A single dropped connection or a momentary HMRC 503 response would immediately return an error to the user, even though a retry a fraction of a second later would likely have succeeded.
This was a gap between two parts of the platform:
- Inngest background functions had robust retry logic configured (
retries: 3, withNonRetriableErrorused to skip retries on permanent failures). - tRPC handlers making direct external API calls had no equivalent — they failed immediately on the first error.
The Fix
A retry utility has been added to tRPC query and mutation handlers that make direct external API calls. It implements exponential backoff with up to three retries:
Attempt 1 → fails → wait 200ms
Attempt 2 → fails → wait 400ms
Attempt 3 → fails → wait 800ms
Attempt 4 → fails → surface error to user
What Gets Retried
Only transient failures are retried:
- 5xx server errors (e.g. HMRC 503 Service Unavailable, 500 Internal Server Error)
- Network-level errors (e.g. connection timeouts, DNS failures, socket resets)

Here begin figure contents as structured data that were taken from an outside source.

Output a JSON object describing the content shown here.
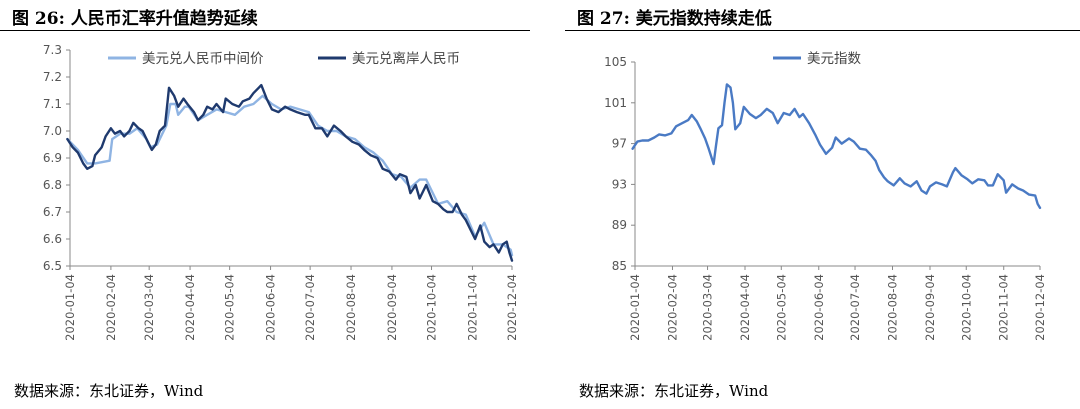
{
  "figures": [
    {
      "title": "图 26: 人民币汇率升值趋势延续",
      "source": "数据来源：东北证券，Wind"
    },
    {
      "title": "图 27: 美元指数持续走低",
      "source": "数据来源：东北证券，Wind"
    }
  ],
  "chart_data": [
    {
      "type": "line",
      "xlabel": "",
      "ylabel": "",
      "ylim": [
        6.5,
        7.3
      ],
      "yticks": [
        6.5,
        6.6,
        6.7,
        6.8,
        6.9,
        7.0,
        7.1,
        7.2,
        7.3
      ],
      "xlim": [
        "2020-01-04",
        "2020-12-04"
      ],
      "xticks": [
        "2020-01-04",
        "2020-02-04",
        "2020-03-04",
        "2020-04-04",
        "2020-05-04",
        "2020-06-04",
        "2020-07-04",
        "2020-08-04",
        "2020-09-04",
        "2020-10-04",
        "2020-11-04",
        "2020-12-04"
      ],
      "grid": false,
      "legend": "top",
      "series": [
        {
          "name": "美元兑人民币中间价",
          "color": "#8fb4e3",
          "points": [
            [
              "2020-01-02",
              6.97
            ],
            [
              "2020-01-10",
              6.93
            ],
            [
              "2020-01-17",
              6.88
            ],
            [
              "2020-01-23",
              6.88
            ],
            [
              "2020-02-03",
              6.89
            ],
            [
              "2020-02-05",
              6.97
            ],
            [
              "2020-02-11",
              6.99
            ],
            [
              "2020-02-18",
              6.99
            ],
            [
              "2020-02-24",
              7.01
            ],
            [
              "2020-03-02",
              6.97
            ],
            [
              "2020-03-05",
              6.94
            ],
            [
              "2020-03-10",
              6.95
            ],
            [
              "2020-03-17",
              7.02
            ],
            [
              "2020-03-20",
              7.1
            ],
            [
              "2020-03-24",
              7.1
            ],
            [
              "2020-03-26",
              7.06
            ],
            [
              "2020-03-31",
              7.09
            ],
            [
              "2020-04-03",
              7.09
            ],
            [
              "2020-04-10",
              7.04
            ],
            [
              "2020-04-17",
              7.06
            ],
            [
              "2020-04-24",
              7.08
            ],
            [
              "2020-05-01",
              7.07
            ],
            [
              "2020-05-08",
              7.06
            ],
            [
              "2020-05-15",
              7.09
            ],
            [
              "2020-05-22",
              7.1
            ],
            [
              "2020-05-29",
              7.13
            ],
            [
              "2020-06-05",
              7.1
            ],
            [
              "2020-06-12",
              7.08
            ],
            [
              "2020-06-19",
              7.09
            ],
            [
              "2020-06-26",
              7.08
            ],
            [
              "2020-07-03",
              7.07
            ],
            [
              "2020-07-10",
              7.02
            ],
            [
              "2020-07-17",
              7.0
            ],
            [
              "2020-07-24",
              7.0
            ],
            [
              "2020-07-31",
              6.98
            ],
            [
              "2020-08-07",
              6.97
            ],
            [
              "2020-08-14",
              6.94
            ],
            [
              "2020-08-21",
              6.92
            ],
            [
              "2020-08-28",
              6.89
            ],
            [
              "2020-09-04",
              6.84
            ],
            [
              "2020-09-11",
              6.83
            ],
            [
              "2020-09-18",
              6.79
            ],
            [
              "2020-09-25",
              6.82
            ],
            [
              "2020-09-30",
              6.82
            ],
            [
              "2020-10-09",
              6.73
            ],
            [
              "2020-10-16",
              6.74
            ],
            [
              "2020-10-23",
              6.7
            ],
            [
              "2020-10-30",
              6.69
            ],
            [
              "2020-11-06",
              6.61
            ],
            [
              "2020-11-13",
              6.66
            ],
            [
              "2020-11-20",
              6.58
            ],
            [
              "2020-11-27",
              6.58
            ],
            [
              "2020-12-03",
              6.56
            ],
            [
              "2020-12-04",
              6.54
            ]
          ]
        },
        {
          "name": "美元兑离岸人民币",
          "color": "#1f3a6e",
          "points": [
            [
              "2020-01-02",
              6.97
            ],
            [
              "2020-01-06",
              6.94
            ],
            [
              "2020-01-10",
              6.92
            ],
            [
              "2020-01-14",
              6.88
            ],
            [
              "2020-01-17",
              6.86
            ],
            [
              "2020-01-21",
              6.87
            ],
            [
              "2020-01-23",
              6.91
            ],
            [
              "2020-01-28",
              6.94
            ],
            [
              "2020-01-31",
              6.98
            ],
            [
              "2020-02-04",
              7.01
            ],
            [
              "2020-02-07",
              6.99
            ],
            [
              "2020-02-11",
              7.0
            ],
            [
              "2020-02-14",
              6.98
            ],
            [
              "2020-02-18",
              7.0
            ],
            [
              "2020-02-21",
              7.03
            ],
            [
              "2020-02-25",
              7.01
            ],
            [
              "2020-02-28",
              7.0
            ],
            [
              "2020-03-03",
              6.96
            ],
            [
              "2020-03-06",
              6.93
            ],
            [
              "2020-03-09",
              6.95
            ],
            [
              "2020-03-12",
              7.0
            ],
            [
              "2020-03-16",
              7.02
            ],
            [
              "2020-03-18",
              7.11
            ],
            [
              "2020-03-19",
              7.16
            ],
            [
              "2020-03-23",
              7.13
            ],
            [
              "2020-03-26",
              7.09
            ],
            [
              "2020-03-30",
              7.12
            ],
            [
              "2020-04-02",
              7.1
            ],
            [
              "2020-04-07",
              7.07
            ],
            [
              "2020-04-10",
              7.04
            ],
            [
              "2020-04-14",
              7.06
            ],
            [
              "2020-04-17",
              7.09
            ],
            [
              "2020-04-21",
              7.08
            ],
            [
              "2020-04-24",
              7.1
            ],
            [
              "2020-04-29",
              7.07
            ],
            [
              "2020-05-01",
              7.12
            ],
            [
              "2020-05-06",
              7.1
            ],
            [
              "2020-05-11",
              7.09
            ],
            [
              "2020-05-14",
              7.11
            ],
            [
              "2020-05-19",
              7.12
            ],
            [
              "2020-05-22",
              7.14
            ],
            [
              "2020-05-26",
              7.16
            ],
            [
              "2020-05-28",
              7.17
            ],
            [
              "2020-06-01",
              7.12
            ],
            [
              "2020-06-05",
              7.08
            ],
            [
              "2020-06-10",
              7.07
            ],
            [
              "2020-06-15",
              7.09
            ],
            [
              "2020-06-19",
              7.08
            ],
            [
              "2020-06-24",
              7.07
            ],
            [
              "2020-06-30",
              7.06
            ],
            [
              "2020-07-03",
              7.06
            ],
            [
              "2020-07-08",
              7.01
            ],
            [
              "2020-07-13",
              7.01
            ],
            [
              "2020-07-17",
              6.98
            ],
            [
              "2020-07-22",
              7.02
            ],
            [
              "2020-07-27",
              7.0
            ],
            [
              "2020-07-31",
              6.98
            ],
            [
              "2020-08-05",
              6.96
            ],
            [
              "2020-08-10",
              6.95
            ],
            [
              "2020-08-14",
              6.93
            ],
            [
              "2020-08-19",
              6.91
            ],
            [
              "2020-08-24",
              6.9
            ],
            [
              "2020-08-28",
              6.86
            ],
            [
              "2020-09-02",
              6.85
            ],
            [
              "2020-09-07",
              6.82
            ],
            [
              "2020-09-10",
              6.84
            ],
            [
              "2020-09-15",
              6.83
            ],
            [
              "2020-09-18",
              6.77
            ],
            [
              "2020-09-22",
              6.8
            ],
            [
              "2020-09-25",
              6.75
            ],
            [
              "2020-09-30",
              6.8
            ],
            [
              "2020-10-05",
              6.74
            ],
            [
              "2020-10-09",
              6.73
            ],
            [
              "2020-10-13",
              6.71
            ],
            [
              "2020-10-16",
              6.7
            ],
            [
              "2020-10-20",
              6.7
            ],
            [
              "2020-10-23",
              6.73
            ],
            [
              "2020-10-27",
              6.69
            ],
            [
              "2020-10-30",
              6.67
            ],
            [
              "2020-11-03",
              6.63
            ],
            [
              "2020-11-06",
              6.6
            ],
            [
              "2020-11-10",
              6.65
            ],
            [
              "2020-11-13",
              6.59
            ],
            [
              "2020-11-17",
              6.57
            ],
            [
              "2020-11-20",
              6.58
            ],
            [
              "2020-11-24",
              6.55
            ],
            [
              "2020-11-27",
              6.58
            ],
            [
              "2020-11-30",
              6.59
            ],
            [
              "2020-12-02",
              6.55
            ],
            [
              "2020-12-04",
              6.52
            ]
          ]
        }
      ]
    },
    {
      "type": "line",
      "xlabel": "",
      "ylabel": "",
      "ylim": [
        85,
        105
      ],
      "yticks": [
        85,
        89,
        93,
        97,
        101,
        105
      ],
      "xlim": [
        "2020-01-04",
        "2020-12-04"
      ],
      "xticks": [
        "2020-01-04",
        "2020-02-04",
        "2020-03-04",
        "2020-04-04",
        "2020-05-04",
        "2020-06-04",
        "2020-07-04",
        "2020-08-04",
        "2020-09-04",
        "2020-10-04",
        "2020-11-04",
        "2020-12-04"
      ],
      "grid": false,
      "legend": "top",
      "series": [
        {
          "name": "美元指数",
          "color": "#4a7ac4",
          "points": [
            [
              "2020-01-02",
              96.5
            ],
            [
              "2020-01-06",
              97.2
            ],
            [
              "2020-01-10",
              97.3
            ],
            [
              "2020-01-15",
              97.3
            ],
            [
              "2020-01-20",
              97.6
            ],
            [
              "2020-01-24",
              97.9
            ],
            [
              "2020-01-29",
              97.8
            ],
            [
              "2020-02-03",
              98.0
            ],
            [
              "2020-02-07",
              98.7
            ],
            [
              "2020-02-12",
              99.0
            ],
            [
              "2020-02-17",
              99.3
            ],
            [
              "2020-02-20",
              99.8
            ],
            [
              "2020-02-24",
              99.2
            ],
            [
              "2020-02-27",
              98.5
            ],
            [
              "2020-03-02",
              97.5
            ],
            [
              "2020-03-05",
              96.5
            ],
            [
              "2020-03-09",
              95.0
            ],
            [
              "2020-03-11",
              96.8
            ],
            [
              "2020-03-13",
              98.5
            ],
            [
              "2020-03-16",
              98.8
            ],
            [
              "2020-03-18",
              101.0
            ],
            [
              "2020-03-20",
              102.8
            ],
            [
              "2020-03-23",
              102.5
            ],
            [
              "2020-03-25",
              101.0
            ],
            [
              "2020-03-27",
              98.4
            ],
            [
              "2020-03-31",
              99.0
            ],
            [
              "2020-04-03",
              100.6
            ],
            [
              "2020-04-08",
              99.9
            ],
            [
              "2020-04-13",
              99.5
            ],
            [
              "2020-04-17",
              99.8
            ],
            [
              "2020-04-22",
              100.4
            ],
            [
              "2020-04-27",
              100.0
            ],
            [
              "2020-05-01",
              99.0
            ],
            [
              "2020-05-06",
              100.0
            ],
            [
              "2020-05-11",
              99.8
            ],
            [
              "2020-05-15",
              100.4
            ],
            [
              "2020-05-19",
              99.6
            ],
            [
              "2020-05-22",
              99.9
            ],
            [
              "2020-05-27",
              99.0
            ],
            [
              "2020-06-01",
              97.9
            ],
            [
              "2020-06-05",
              96.9
            ],
            [
              "2020-06-10",
              96.0
            ],
            [
              "2020-06-15",
              96.6
            ],
            [
              "2020-06-18",
              97.6
            ],
            [
              "2020-06-23",
              97.0
            ],
            [
              "2020-06-29",
              97.5
            ],
            [
              "2020-07-03",
              97.2
            ],
            [
              "2020-07-08",
              96.5
            ],
            [
              "2020-07-13",
              96.4
            ],
            [
              "2020-07-17",
              95.9
            ],
            [
              "2020-07-21",
              95.3
            ],
            [
              "2020-07-24",
              94.4
            ],
            [
              "2020-07-28",
              93.7
            ],
            [
              "2020-07-31",
              93.3
            ],
            [
              "2020-08-05",
              92.9
            ],
            [
              "2020-08-10",
              93.6
            ],
            [
              "2020-08-14",
              93.1
            ],
            [
              "2020-08-19",
              92.8
            ],
            [
              "2020-08-24",
              93.3
            ],
            [
              "2020-08-28",
              92.4
            ],
            [
              "2020-09-01",
              92.1
            ],
            [
              "2020-09-04",
              92.8
            ],
            [
              "2020-09-09",
              93.2
            ],
            [
              "2020-09-14",
              93.0
            ],
            [
              "2020-09-18",
              92.8
            ],
            [
              "2020-09-23",
              94.2
            ],
            [
              "2020-09-25",
              94.6
            ],
            [
              "2020-09-30",
              93.9
            ],
            [
              "2020-10-05",
              93.5
            ],
            [
              "2020-10-09",
              93.1
            ],
            [
              "2020-10-14",
              93.5
            ],
            [
              "2020-10-19",
              93.4
            ],
            [
              "2020-10-22",
              92.9
            ],
            [
              "2020-10-26",
              92.9
            ],
            [
              "2020-10-30",
              94.0
            ],
            [
              "2020-11-04",
              93.4
            ],
            [
              "2020-11-06",
              92.2
            ],
            [
              "2020-11-11",
              93.0
            ],
            [
              "2020-11-16",
              92.6
            ],
            [
              "2020-11-20",
              92.4
            ],
            [
              "2020-11-25",
              92.0
            ],
            [
              "2020-11-30",
              91.9
            ],
            [
              "2020-12-02",
              91.1
            ],
            [
              "2020-12-04",
              90.7
            ]
          ]
        }
      ]
    }
  ]
}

4xx client errors are not retried. These indicate a permanent problem with the request itself — an invalid parameter, an expired token, or a resource that does not exist. Retrying them would not help and would only add unnecessary latency.
Affected Endpoints
| tRPC Handler | External Service | File |
|---|---|---|
hmrc.refreshBusinesses | HMRC API | src/lib/routers/hmrc.ts |
agentos.listProperties | AgentOS | src/lib/routers/hmrc.ts |
bank.getConnection | Bank feed provider | src/lib/routers/hmrc.ts |
What This Means for Users
Most transient failures — the kind caused by brief network instability or a momentary API hiccup — will now be resolved automatically and transparently. Users will see a successful response rather than an error, without needing to manually refresh or retry the action themselves.
Only genuine, persistent failures (e.g. HMRC returning a 4xx because of an authentication issue, or a prolonged outage lasting several seconds) will surface as errors.
Relationship to Inngest Retry Logic
This retry utility is entirely separate from Inngest's built-in retry mechanism. Inngest handles background jobs (asynchronous processing, webhook ingestion, scheduled tasks). The new retry utility handles synchronous tRPC paths — the real-time calls that happen directly in response to a user action in the UI. Both layers now have consistent resilience strategies.